Extracellular Matrix Remodeling
The extracellular matrix (ECM) in arterial walls is composed mainly of two structural proteins: elastin and collagen. Elastin provides resilience and elastic recoil, while collagen offers tensile strength and structural support. Throughout life, matrix metalloproteinases (MMPs) and other proteases regulate ECM turnover, ensuring balanced remodeling. However, chronic low‐grade inflammation, oxidative stress, and age‐related dysregulation lead to excessive elastin degradation and increased collagen crosslinking. Enzymatic fragmentation of elastin reduces energy storage capacity, while stiff collagen bundles accrue and resist stretch. This shift in the elastin–collagen ratio fundamentally alters the mechanical properties of arteries, raising stiffness and pulse pressure.
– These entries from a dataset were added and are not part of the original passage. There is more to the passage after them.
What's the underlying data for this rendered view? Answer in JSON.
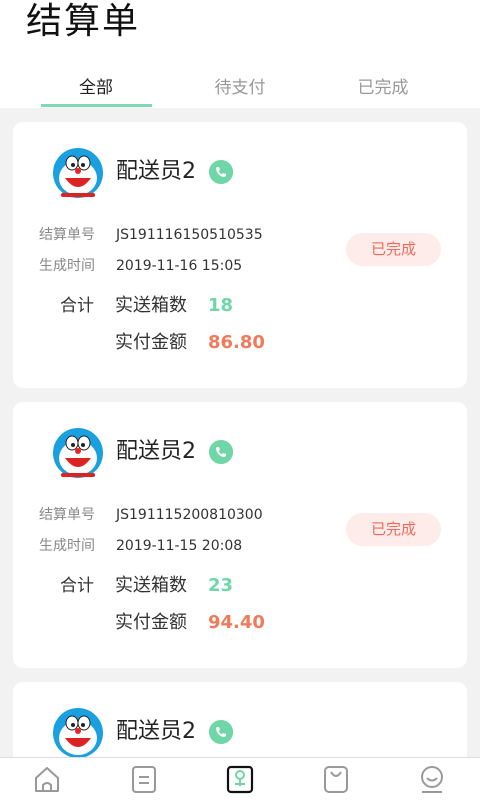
{
  "header": {
    "title": "结算单"
  },
  "tabs": [
    {
      "label": "全部",
      "active": true
    },
    {
      "label": "待支付",
      "active": false
    },
    {
      "label": "已完成",
      "active": false
    }
  ],
  "labels": {
    "order_no": "结算单号",
    "created_at": "生成时间",
    "sum": "合计",
    "boxes": "实送箱数",
    "amount": "实付金额"
  },
  "orders": [
    {
      "rider": "配送员2",
      "order_no": "JS191116150510535",
      "created_at": "2019-11-16 15:05",
      "status": "已完成",
      "boxes": "18",
      "amount": "86.80"
    },
    {
      "rider": "配送员2",
      "order_no": "JS191115200810300",
      "created_at": "2019-11-15 20:08",
      "status": "已完成",
      "boxes": "23",
      "amount": "94.40"
    },
    {
      "rider": "配送员2"
    }
  ],
  "tabbar": [
    {
      "icon": "home-icon",
      "active": false
    },
    {
      "icon": "document-icon",
      "active": false
    },
    {
      "icon": "settlement-icon",
      "active": true
    },
    {
      "icon": "bag-icon",
      "active": false
    },
    {
      "icon": "profile-icon",
      "active": false
    }
  ],
  "colors": {
    "accent": "#6fd6a8",
    "status_bg": "#fdecea",
    "status_text": "#f06a5a",
    "amount": "#f07a5a"
  }
}
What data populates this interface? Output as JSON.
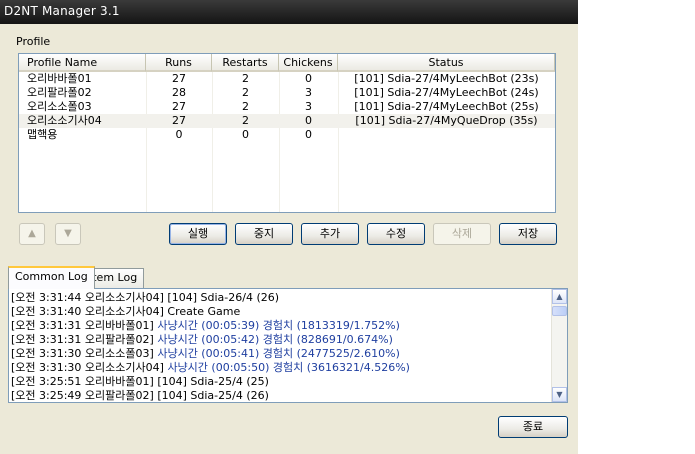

Vascular Smooth Muscle Cell Phenotype Switching
Vascular smooth muscle cells (VSMCs) normally reside in a quiescent, contractile state, modulating vascular tone in response to physiological cues. Under pathological stimuli—such as inflammatory cytokines (e.g., TNF-α), growth factors (e.g., PDGF, TGF-β), or biomechanical stress—VSMCs transition to a synthetic phenotype. In this phenotype, they proliferate, migrate, and secrete ECM components and matrix‐modifying enzymes. They may also adopt macrophage-like properties, contributing to local inflammation. Phenotype switching amplifies ECM remodeling and stiffens vascular walls. Understanding the signals that govern VSMC plasticity offers therapeutic avenues to preserve vessel compliance and combat age-related vascular dysfunction.